Trailblazing Eastbourne woman becomes first on bike building course
A day out at this year's London Bike Show turned into a fantastic achievement for a 56-year-old trailblazing woman, writes Sheena Adesilu.
When Claire Hitchcock, from Eastbourne, attended the bike show at Excel London in February, she spotted an advert for the Enigma Bikes’ Frame Building Academy.
The idea of building steel bike frames from scratch sparked her interest, so she contacted founder and director Jim Walker.
“After the Rio Olympics in the summer, people have developed a big interest in cycling,” said Ms Hitchcock.
“In the UK, bike building has increased, and more people are interested in building their own bikes.”
When Ms Hitchcock explained she was interested in building her own bike, Mr Walker said he would love her to build a frame because she would be the first woman to do the course.
“It was brilliant,” he said, “The bike turned out wonderful. There’s no reason why a woman can’t build a frame.”
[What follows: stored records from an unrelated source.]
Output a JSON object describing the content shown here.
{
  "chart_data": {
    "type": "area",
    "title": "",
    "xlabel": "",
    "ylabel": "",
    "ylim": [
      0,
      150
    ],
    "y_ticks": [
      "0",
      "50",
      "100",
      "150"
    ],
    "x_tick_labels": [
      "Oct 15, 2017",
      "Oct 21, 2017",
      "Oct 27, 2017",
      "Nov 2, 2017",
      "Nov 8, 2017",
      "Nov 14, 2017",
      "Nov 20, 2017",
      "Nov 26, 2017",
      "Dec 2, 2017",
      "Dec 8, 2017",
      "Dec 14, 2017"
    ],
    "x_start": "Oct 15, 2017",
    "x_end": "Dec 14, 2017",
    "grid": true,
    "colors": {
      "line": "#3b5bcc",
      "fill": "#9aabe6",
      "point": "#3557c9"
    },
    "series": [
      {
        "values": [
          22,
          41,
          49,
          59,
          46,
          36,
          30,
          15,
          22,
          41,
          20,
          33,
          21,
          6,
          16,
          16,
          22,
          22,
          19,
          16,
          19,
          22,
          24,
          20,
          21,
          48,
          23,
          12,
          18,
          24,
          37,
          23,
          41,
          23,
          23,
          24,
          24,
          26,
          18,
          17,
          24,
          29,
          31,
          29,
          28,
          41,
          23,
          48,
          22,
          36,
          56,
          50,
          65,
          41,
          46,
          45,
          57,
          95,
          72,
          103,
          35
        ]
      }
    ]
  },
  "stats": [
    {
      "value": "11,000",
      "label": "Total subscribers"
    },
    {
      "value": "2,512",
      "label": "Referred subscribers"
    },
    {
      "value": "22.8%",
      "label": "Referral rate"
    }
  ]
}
Enigma Bicycle Works is a steel and titanium bike specialist company based in Hailsham. It produces bikes independently, including the designing, welding and finishing.
Ms Hitchcock said, “From start to finish, you are taught how to tube, measure, braze and cut.”
Mr Walker, who lives near Heathfield, has worked in the cycle trade for 40 years and has always had a passion for bikes.
He was surprised it had taken so long for cycling to become such a popular sport and credits the Olympics for inspiring more people to get out and about on their bikes.
Mr Walker said, “In the last few years there’s been an interest in cycling. It used to be seen as a second-rate sport.”
He added Ms Hitchcock did a “super job” building her bike frame and had a firm idea of what she wanted from the beginning.
The result was a classic style with modern components.
Ms Hitchcock’s teacher was Geoff Roberts – a master frame builder and expert, as well as the founder of Geoff Roberts Frames.
Mr Roberts, 58, from Bexhill, said, “Claire was very enthusiastic. She did very well and made a lovely bike.
“I think that the bike turned out to be the best frame we’ve ever had.
“It’s almost better to teach a woman, maybe because of their gentler hands. Men can sometimes have bigger egos and rush into the project.”
Ms Hitchcock designed the paint scheme and the Hitchcock badge on her bike, which is her family crest.
The five-day course she completed consisted of eight hours of bike building a day.
She admitted it usually takes people a few years to learn how to build a bike frame. However, on the Frame Building Academy course, under expert guidance and support, it can be learned within five days of intense craftsmanship.
Ms Hitchcock said, “They take into consideration your height, shoulder width and sit bone measurements to make sure the bike is the right fit.
“Geoff helped me every step of the way, including with the brazing, measuring and handling welding torches.”
She said it took a long time to paint and order the parts, but the satisfaction of creating her own bike was reward enough. She would recommend the course to others, especially women. Other women have joined the course since Claire led the way in the male-dominated field.
Ms Hitchcock now cycles regularly on her new bike in Eastbourne receiving compliments on the ‘eye catching’ design of the cream and brown frame.
Her surname, Hitchcock, emblazoned on the frame, also receives a fair amount of attention. Although passers-by seem to think it refers to Alfred Hitchcock, the late English film director.